Hoe was je betrokken bij het onderzoek naar dementie bij mensen met (Z)EV(M)B?
Liesbeth: ‘Ik zat in de projectgroep. Daarnaast heb ik onder andere bestaande dementievragenlijsten afgenomen. Ook heb ik de eerste versie van het diagnostisch hulpmiddel afgenomen, en er feedback op gegeven. Ook heb ik gekeken naar de informatie die in de kennismodules stond en feedback gegeven op wat er ontwikkeld werd.’
Wat is het belang van het diagnostisch hulpmiddel?
Bij de doelgroep mensen met (Z)EV(M)B en dementie is het altijd belangrijk om goed naar het gedrag te kijken. Maar als ze ouder worden is dat extra belangrijk: welk gedrag hoort bij het ouder worden en welk gedrag wijst misschien wel op dementie? Het is vaak niet makkelijk om het verschil te zien, maar wél essentieel. Het heeft namelijk grote invloed op het perspectief van de cliënt en de ondersteuning die hij of zij krijgt.
Wat is jouw rol als gedragskundige?
Liesbeth: ‘Bij een vermoeden van dementie vul ik samen met begeleiders of familie het diagnostisch hulpmiddel in. De vragenlijst doet geen harde uitspraak, maar geeft aan wat er veranderd is in functioneren en gedrag. Samen met observaties en waar kan diagnostiek. Dit vergelijk ik met het eerdere functioneren van de client én eerdere diagnostische gegevens.
Dit proces duurt lang. Belangrijk is om de familie mee te nemen in het proces. Het is mijn taak om het gevoel van familie te zetten naar feiten. En die moeten ook voor hen begrijpelijk en duidelijk zijn. Dus geen moeilijke woorden!’
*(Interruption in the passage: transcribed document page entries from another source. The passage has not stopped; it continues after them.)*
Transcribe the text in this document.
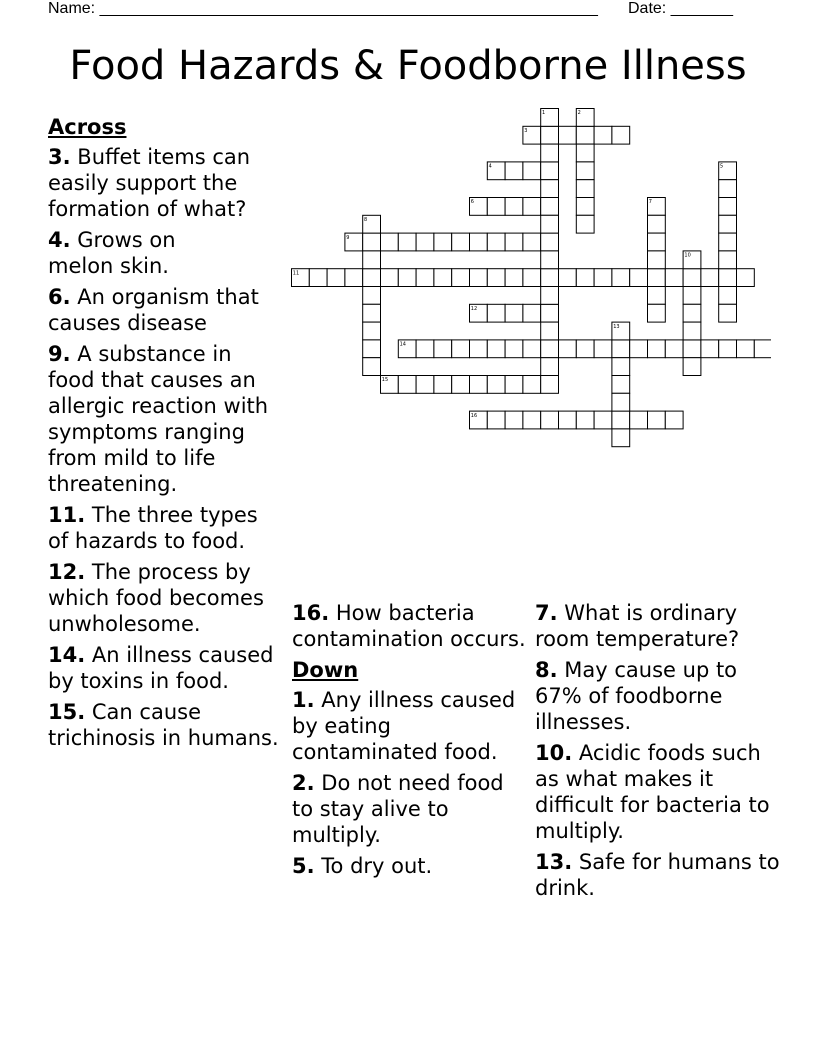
Name: ________________________________________________________ Date: _______
Food Hazards & Foodborne Illness
3
4
6
9
11
12
14
15
16
1	2
5
7
8
10
13
Across
3. Buffet items can easily support the formation of what?
4. Grows on melon skin.
6. An organism that causes disease
9. A substance in food that causes an allergic reaction with symptoms ranging from mild to life threatening.
11. The three types of hazards to food.
12. The process by which food becomes unwholesome.
14. An illness caused by toxins in food.
15. Can cause trichinosis in humans.
16. How bacteria contamination occurs.
Down
1. Any illness caused by eating contaminated food.
2. Do not need food to stay alive to multiply.
5. To dry out.
7. What is ordinary room temperature?
8. May cause up to 67% of foodborne illnesses.
10. Acidic foods such as what makes it difficult for bacteria to multiply.
13. Safe for humans to drink.
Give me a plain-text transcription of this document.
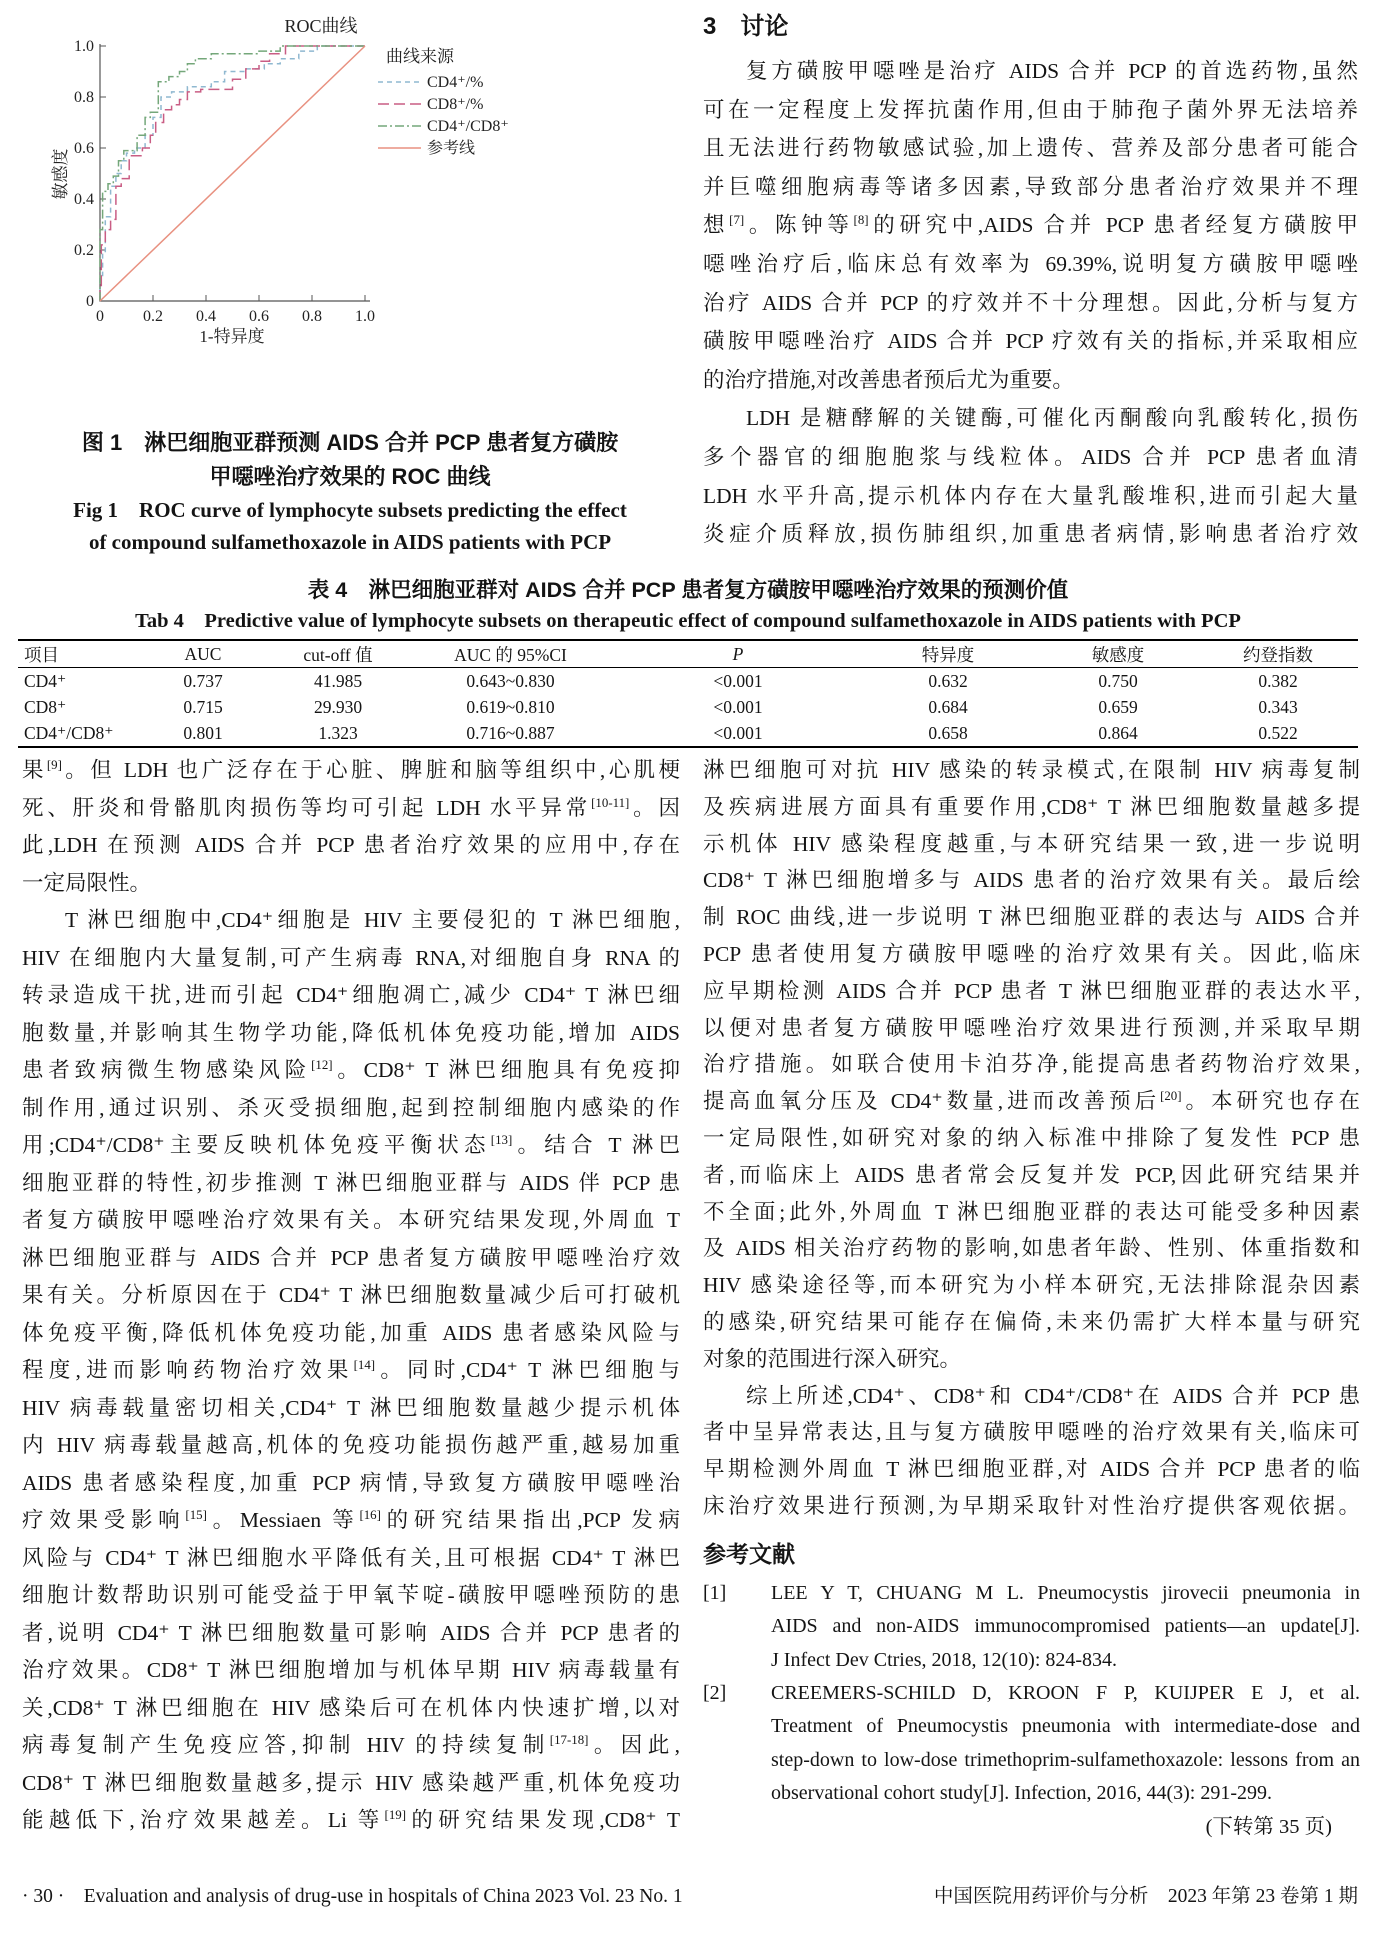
ROC曲线
1-特异度
敏感度
0 0.2 0.4 0.6 0.8 1.0
0
0.2
0.4
0.6
0.8
1.0
曲线来源
CD4⁺/%
CD8⁺/%
CD4⁺/CD8⁺
参考线
图 1　淋巴细胞亚群预测 AIDS 合并 PCP 患者复方磺胺
甲噁唑治疗效果的 ROC 曲线
Fig 1　ROC curve of lymphocyte subsets predicting the effect
of compound sulfamethoxazole in AIDS patients with PCP
3　讨论
复方磺胺甲噁唑是治疗 AIDS 合并 PCP 的首选药物,虽然
可在一定程度上发挥抗菌作用,但由于肺孢子菌外界无法培养
且无法进行药物敏感试验,加上遗传、营养及部分患者可能合
并巨噬细胞病毒等诸多因素,导致部分患者治疗效果并不理
想[7]。陈钟等[8]的研究中,AIDS 合并 PCP 患者经复方磺胺甲
噁唑治疗后,临床总有效率为 69.39%,说明复方磺胺甲噁唑
治疗 AIDS 合并 PCP 的疗效并不十分理想。因此,分析与复方
磺胺甲噁唑治疗 AIDS 合并 PCP 疗效有关的指标,并采取相应
的治疗措施,对改善患者预后尤为重要。
LDH 是糖酵解的关键酶,可催化丙酮酸向乳酸转化,损伤
多个器官的细胞胞浆与线粒体。AIDS 合并 PCP 患者血清
LDH 水平升高,提示机体内存在大量乳酸堆积,进而引起大量
炎症介质释放,损伤肺组织,加重患者病情,影响患者治疗效
表 4　淋巴细胞亚群对 AIDS 合并 PCP 患者复方磺胺甲噁唑治疗效果的预测价值
Tab 4　Predictive value of lymphocyte subsets on therapeutic effect of compound sulfamethoxazole in AIDS patients with PCP
项目	AUC	cut-off 值	AUC 的 95%CI	P	特异度	敏感度	约登指数
CD4⁺	0.737	41.985	0.643~0.830	<0.001	0.632	0.750	0.382
CD8⁺	0.715	29.930	0.619~0.810	<0.001	0.684	0.659	0.343
CD4⁺/CD8⁺	0.801	1.323	0.716~0.887	<0.001	0.658	0.864	0.522
果[9]。但 LDH 也广泛存在于心脏、脾脏和脑等组织中,心肌梗
死、肝炎和骨骼肌肉损伤等均可引起 LDH 水平异常[10-11]。因
此,LDH 在预测 AIDS 合并 PCP 患者治疗效果的应用中,存在
一定局限性。
T 淋巴细胞中,CD4⁺细胞是 HIV 主要侵犯的 T 淋巴细胞,
HIV 在细胞内大量复制,可产生病毒 RNA,对细胞自身 RNA 的
转录造成干扰,进而引起 CD4⁺细胞凋亡,减少 CD4⁺ T 淋巴细
胞数量,并影响其生物学功能,降低机体免疫功能,增加 AIDS
患者致病微生物感染风险[12]。CD8⁺ T 淋巴细胞具有免疫抑
制作用,通过识别、杀灭受损细胞,起到控制细胞内感染的作
用;CD4⁺/CD8⁺主要反映机体免疫平衡状态[13]。结合 T 淋巴
细胞亚群的特性,初步推测 T 淋巴细胞亚群与 AIDS 伴 PCP 患
者复方磺胺甲噁唑治疗效果有关。本研究结果发现,外周血 T
淋巴细胞亚群与 AIDS 合并 PCP 患者复方磺胺甲噁唑治疗效
果有关。分析原因在于 CD4⁺ T 淋巴细胞数量减少后可打破机
体免疫平衡,降低机体免疫功能,加重 AIDS 患者感染风险与
程度,进而影响药物治疗效果[14]。同时,CD4⁺ T 淋巴细胞与
HIV 病毒载量密切相关,CD4⁺ T 淋巴细胞数量越少提示机体
内 HIV 病毒载量越高,机体的免疫功能损伤越严重,越易加重
AIDS 患者感染程度,加重 PCP 病情,导致复方磺胺甲噁唑治
疗效果受影响[15]。Messiaen 等[16]的研究结果指出,PCP 发病
风险与 CD4⁺ T 淋巴细胞水平降低有关,且可根据 CD4⁺ T 淋巴
细胞计数帮助识别可能受益于甲氧苄啶-磺胺甲噁唑预防的患
者,说明 CD4⁺ T 淋巴细胞数量可影响 AIDS 合并 PCP 患者的
治疗效果。CD8⁺ T 淋巴细胞增加与机体早期 HIV 病毒载量有
关,CD8⁺ T 淋巴细胞在 HIV 感染后可在机体内快速扩增,以对
病毒复制产生免疫应答,抑制 HIV 的持续复制[17-18]。因此,
CD8⁺ T 淋巴细胞数量越多,提示 HIV 感染越严重,机体免疫功
能越低下,治疗效果越差。Li 等[19]的研究结果发现,CD8⁺ T
淋巴细胞可对抗 HIV 感染的转录模式,在限制 HIV 病毒复制
及疾病进展方面具有重要作用,CD8⁺ T 淋巴细胞数量越多提
示机体 HIV 感染程度越重,与本研究结果一致,进一步说明
CD8⁺ T 淋巴细胞增多与 AIDS 患者的治疗效果有关。最后绘
制 ROC 曲线,进一步说明 T 淋巴细胞亚群的表达与 AIDS 合并
PCP 患者使用复方磺胺甲噁唑的治疗效果有关。因此,临床
应早期检测 AIDS 合并 PCP 患者 T 淋巴细胞亚群的表达水平,
以便对患者复方磺胺甲噁唑治疗效果进行预测,并采取早期
治疗措施。如联合使用卡泊芬净,能提高患者药物治疗效果,
提高血氧分压及 CD4⁺数量,进而改善预后[20]。本研究也存在
一定局限性,如研究对象的纳入标准中排除了复发性 PCP 患
者,而临床上 AIDS 患者常会反复并发 PCP,因此研究结果并
不全面;此外,外周血 T 淋巴细胞亚群的表达可能受多种因素
及 AIDS 相关治疗药物的影响,如患者年龄、性别、体重指数和
HIV 感染途径等,而本研究为小样本研究,无法排除混杂因素
的感染,研究结果可能存在偏倚,未来仍需扩大样本量与研究
对象的范围进行深入研究。
综上所述,CD4⁺、CD8⁺和 CD4⁺/CD8⁺在 AIDS 合并 PCP 患
者中呈异常表达,且与复方磺胺甲噁唑的治疗效果有关,临床可
早期检测外周血 T 淋巴细胞亚群,对 AIDS 合并 PCP 患者的临
床治疗效果进行预测,为早期采取针对性治疗提供客观依据。
参考文献
[1] LEE Y T, CHUANG M L. Pneumocystis jirovecii pneumonia in
AIDS and non-AIDS immunocompromised patients—an update[J].
J Infect Dev Ctries, 2018, 12(10): 824-834.
[2] CREEMERS-SCHILD D, KROON F P, KUIJPER E J, et al.
Treatment of Pneumocystis pneumonia with intermediate-dose and
step-down to low-dose trimethoprim-sulfamethoxazole: lessons from an
observational cohort study[J]. Infection, 2016, 44(3): 291-299.
(下转第 35 页)
· 30 ·    Evaluation and analysis of drug-use in hospitals of China 2023 Vol. 23 No. 1	中国医院用药评价与分析　2023 年第 23 卷第 1 期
Wat wil je andere gedragskundigen meegeven?
Schroom niet om onderzoek te (laten) doen bij deze doelgroep: iedereen heeft er recht op om te weten wat er aan de hand is, en op goede diagnostiek. Gebruik eerdere diagnostiek en (video)observaties en herhaal dat. Ga uit van een langdurig proces. En laat je vooral goed scholen. Kennis van het kleine kijken is echt cruciaal!’